Она взяла бутылку, посмотрела на свет и ужаснулась:
- Ты столько выпил?.. Сашенька, я предупреждала тебя, родной: не пей с утра. Нам же ехать!
- Я всегда в форме! - счастливо засмеялся Грязев. - С тобой хоть на край света!.. Но я хочу выпить с тобой! Потому что мне пришло в голову... Нет, сначала возьми стаканчик! А я из горла...
Он всучил ей коньяк, что стоял на подносе, взмахнул бутылкой.
- Это что, "Двин"? - поморщилась она. - Терпеть не могу! Он нравится только извращенным мужчинам. Я принесу себе "KB". Что вы находите в этом мерзком напитке?
Она умчалась на кухню и через минуту вернулась с другим коньяком и стаканчиком.
- Итак, милый, за что мы выпьем? Грязев взволновался и потянул паузу.
- Дай мне зеркальце! - вдруг попросил он.
- Зачем?
- Хочу взглянуть, можно ли с такой рожей делать женщине предложение.

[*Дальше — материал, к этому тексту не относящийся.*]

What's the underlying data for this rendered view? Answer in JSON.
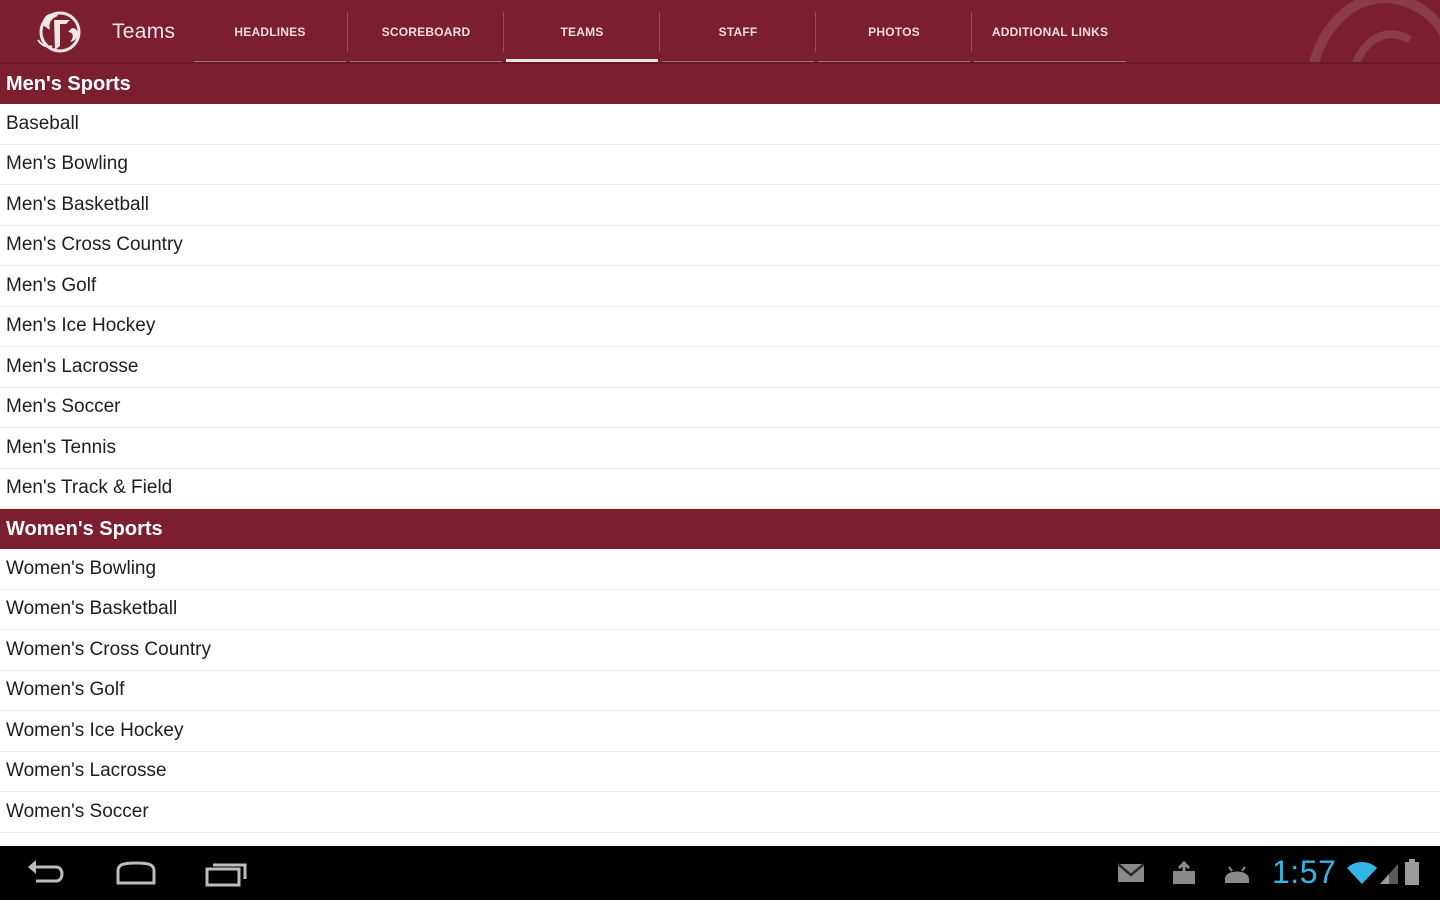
{
  "app": {
    "title": "Teams",
    "logo_icon": "college-monogram-logo-icon",
    "bar_color": "#7b1f2e"
  },
  "tabs": [
    {
      "label": "HEADLINES",
      "selected": false
    },
    {
      "label": "SCOREBOARD",
      "selected": false
    },
    {
      "label": "TEAMS",
      "selected": true
    },
    {
      "label": "STAFF",
      "selected": false
    },
    {
      "label": "PHOTOS",
      "selected": false
    },
    {
      "label": "ADDITIONAL LINKS",
      "selected": false
    }
  ],
  "sections": [
    {
      "title": "Men's Sports",
      "items": [
        "Baseball",
        "Men's Bowling",
        "Men's Basketball",
        "Men's Cross Country",
        "Men's Golf",
        "Men's Ice Hockey",
        "Men's Lacrosse",
        "Men's Soccer",
        "Men's Tennis",
        "Men's Track & Field"
      ]
    },
    {
      "title": "Women's Sports",
      "items": [
        "Women's Bowling",
        "Women's Basketball",
        "Women's Cross Country",
        "Women's Golf",
        "Women's Ice Hockey",
        "Women's Lacrosse",
        "Women's Soccer"
      ]
    }
  ],
  "system_bar": {
    "time": "1:57",
    "clock_color": "#33b5e5",
    "nav_icons": [
      "back-icon",
      "home-icon",
      "recent-apps-icon"
    ],
    "status_icons": [
      "gmail-notification-icon",
      "upload-notification-icon",
      "android-debug-icon",
      "wifi-icon",
      "cell-signal-icon",
      "battery-icon"
    ]
  }
}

Она рассмеялась, плеская коньяк на одеяло, достала из тумбочки расческу с зеркалом. Грязев всмотрелся в себя, скривился:
- Прости, любимая... Все равно я прошу стать моей женой!
- А разве я тебе еще не жена? - со смехом удивилась она, погрозила пальчиком и принесла зеленую книжечку свидетельства о браке. Он почитал документ - натуральный, подлинный, без исправлений и подделок: оказывается, теперь в Москве можно жениться, не выходя из спальни. Саня выразил бурный восторг по этому поводу и устроил дурашливую возню на тахте и, пока валял свою жену, захлебываясь от смеха, успел повернуть поднос на тумбочке таким образом, чтобы поменялись местами серебряные стаканчики. Риск был единственный: он не знал, как поведет себя возлюбленная, приняв дозу психотропика, какого монстра или, напротив, ягненка выпустит он из раскрепощенной, обезволенной души. Уровень подготовки у нее был великолепный, однако вряд ли она проходила психоаналитические исследования. Для такой процедуры требовались особые условия и крупные специалисты в области современной медицины.